By Stephen Frederick Uhl, S.T.L., Ph.D.
It started out as an intimate letter to my 31 nieces and nephews. I had just recently learned that I had prostate cancer. My love would not let me die before trying to help my large family avoid some of the more serious errors of my earlier ways. So I began to write to that large family to share some of the important lessons I had learned in over seven decades.
After starting the family letter, I learned that evidently my cancer was not an aggressive type and that my death was not nearly as imminent as I had thought. With a great sigh of relief, I continued to write for my family. But now I had time to write a more complete letter. And since I was writing such a long letter, why not direct it to friends and neighbors also? After all, during the eleven years when I was a young Catholic priest, I had influenced friends and neighbors as well as family. My eleven years of preachings and teachings were sincerely those of the Roman Catholic Church.
Since I believed sincerely, I taught effectively. Many listened and learned from me the same lessons that were handed down through priests and family belief systems for centuries. Many credulous Catholics believed what I taught simply because I was a priest, simply on the authority they attributed to me as a man of God. Now that is truly cheap power!
So a lot of repair work needed to be done.
It was not any sense of guilt that drove me to undo the fallacies and superstitions that I had taught so effectively as a nave young priest; it was more a sense of responsibility for mopping up after my earlier mistakes. Then as the book developed, it became a joyful sense of sharing that drove me to develop my message for all the planetary neighbors.
I almost titled my book The Book of Tolerance; it’s easier to become tolerant of different belief systems when we realize how and why different individuals develop, learn and unlearn at different rates—same for different ethnic groups, cultures and nationalities. After all, in spite of very extensive education, I was in my thirties before I had unlearned enough of childhood inputs to be comfortable continuing my upward journey to freedom from guilt. It’s not always easy to let knowledge replace the prejudices of faith and superstition.

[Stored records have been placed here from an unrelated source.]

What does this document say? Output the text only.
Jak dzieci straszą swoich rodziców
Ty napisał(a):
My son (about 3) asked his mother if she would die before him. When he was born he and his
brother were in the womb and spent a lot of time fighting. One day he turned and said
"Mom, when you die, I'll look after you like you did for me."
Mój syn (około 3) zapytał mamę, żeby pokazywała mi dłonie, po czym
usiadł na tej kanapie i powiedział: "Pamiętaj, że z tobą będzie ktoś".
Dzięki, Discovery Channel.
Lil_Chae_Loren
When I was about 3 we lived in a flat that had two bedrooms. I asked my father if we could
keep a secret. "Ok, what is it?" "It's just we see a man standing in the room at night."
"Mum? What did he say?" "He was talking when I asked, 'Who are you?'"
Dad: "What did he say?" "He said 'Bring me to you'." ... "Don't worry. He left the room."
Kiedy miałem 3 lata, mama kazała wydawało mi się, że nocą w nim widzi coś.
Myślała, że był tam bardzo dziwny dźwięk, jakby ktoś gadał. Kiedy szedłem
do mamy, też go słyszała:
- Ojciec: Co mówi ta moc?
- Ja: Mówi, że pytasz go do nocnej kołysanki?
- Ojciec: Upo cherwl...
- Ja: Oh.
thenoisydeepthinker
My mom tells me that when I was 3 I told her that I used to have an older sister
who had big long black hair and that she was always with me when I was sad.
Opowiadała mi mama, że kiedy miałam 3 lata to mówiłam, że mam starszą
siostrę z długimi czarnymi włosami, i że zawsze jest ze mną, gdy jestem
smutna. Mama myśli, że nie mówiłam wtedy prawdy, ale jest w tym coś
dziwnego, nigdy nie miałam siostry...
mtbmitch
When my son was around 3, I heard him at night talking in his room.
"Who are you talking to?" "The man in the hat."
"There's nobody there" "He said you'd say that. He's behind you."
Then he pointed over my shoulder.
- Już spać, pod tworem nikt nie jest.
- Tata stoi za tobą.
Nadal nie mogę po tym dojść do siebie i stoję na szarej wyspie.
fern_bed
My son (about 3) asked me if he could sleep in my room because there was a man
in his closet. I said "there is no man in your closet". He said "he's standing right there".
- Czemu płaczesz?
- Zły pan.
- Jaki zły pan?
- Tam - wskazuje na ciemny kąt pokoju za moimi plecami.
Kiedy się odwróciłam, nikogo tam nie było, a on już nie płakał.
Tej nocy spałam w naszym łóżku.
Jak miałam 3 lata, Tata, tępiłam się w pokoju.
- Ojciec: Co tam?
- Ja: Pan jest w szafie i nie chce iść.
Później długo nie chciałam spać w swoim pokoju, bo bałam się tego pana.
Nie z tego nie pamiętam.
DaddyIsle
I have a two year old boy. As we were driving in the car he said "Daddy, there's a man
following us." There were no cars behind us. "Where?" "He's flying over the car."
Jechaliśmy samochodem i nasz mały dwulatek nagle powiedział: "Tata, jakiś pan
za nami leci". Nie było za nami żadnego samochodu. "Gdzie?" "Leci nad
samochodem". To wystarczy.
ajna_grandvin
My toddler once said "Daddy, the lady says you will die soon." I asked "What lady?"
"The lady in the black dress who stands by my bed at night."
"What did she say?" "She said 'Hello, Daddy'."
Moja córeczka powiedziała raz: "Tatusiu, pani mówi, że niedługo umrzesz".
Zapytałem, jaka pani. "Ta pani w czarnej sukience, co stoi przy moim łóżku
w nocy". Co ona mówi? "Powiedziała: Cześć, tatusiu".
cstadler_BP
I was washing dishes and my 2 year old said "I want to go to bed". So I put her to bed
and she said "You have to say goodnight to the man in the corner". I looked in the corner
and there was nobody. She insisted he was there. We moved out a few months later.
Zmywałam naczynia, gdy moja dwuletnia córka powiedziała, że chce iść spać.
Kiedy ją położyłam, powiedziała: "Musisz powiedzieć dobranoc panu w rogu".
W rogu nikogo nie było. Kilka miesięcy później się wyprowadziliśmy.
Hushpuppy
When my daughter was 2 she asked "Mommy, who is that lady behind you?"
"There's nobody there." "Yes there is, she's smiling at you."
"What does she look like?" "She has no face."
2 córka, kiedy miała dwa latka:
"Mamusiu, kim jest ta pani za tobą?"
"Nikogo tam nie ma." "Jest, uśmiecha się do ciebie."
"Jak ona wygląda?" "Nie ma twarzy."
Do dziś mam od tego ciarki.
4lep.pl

My little book, Imagine No Superstition: The Power To Enjoy Your Life With No Guilt, No Shame, No Blame, is for modern doubters of ancient truths, not for the We Are Right crowd. The book first reveals how a priest found true love without guilt. Then it shows the modern questioner how s/he can enjoy shucking guilt and self-doubt. The humor is vulgar at times, but it makes the points. (By the way, do you know how many chickens a hungry pro-lifer eats with morning ham and toast?)
After dealing briefly with my personal journey from faithful priest to atheist psychologist, my book shows the modern doubter how to enjoy his/her own exciting journey from superstitious credulity to selfless maturity. Free of traditional guilt-based shackles, the reader can stand on the shoulders of giant scientific thinkers to see much further than grandma and grandpa could see. This improved knowledge crowds out old credulity-based superstitions. This, in turn, leads to truly enlightened selfishness that actually looks like selfless generosity. Richer family life and better neighbor relations result without customary sectarian divisions and traditional prejudices.
It shows the pragmatism of the farmer’s son, the organized thinking of the former philosopher and the deep insights of the experienced psychologist. The book shows the reader how to help significant others progress and how those significant others are then more likely to help the reader progress. So a truly virtuous cycle of neighborly caring expands to make the real or natural world a more joyful place to live a naturally exuberant life. This happy situation is much more likely when there are no supernatural or sectarian axes to grind. Imagine.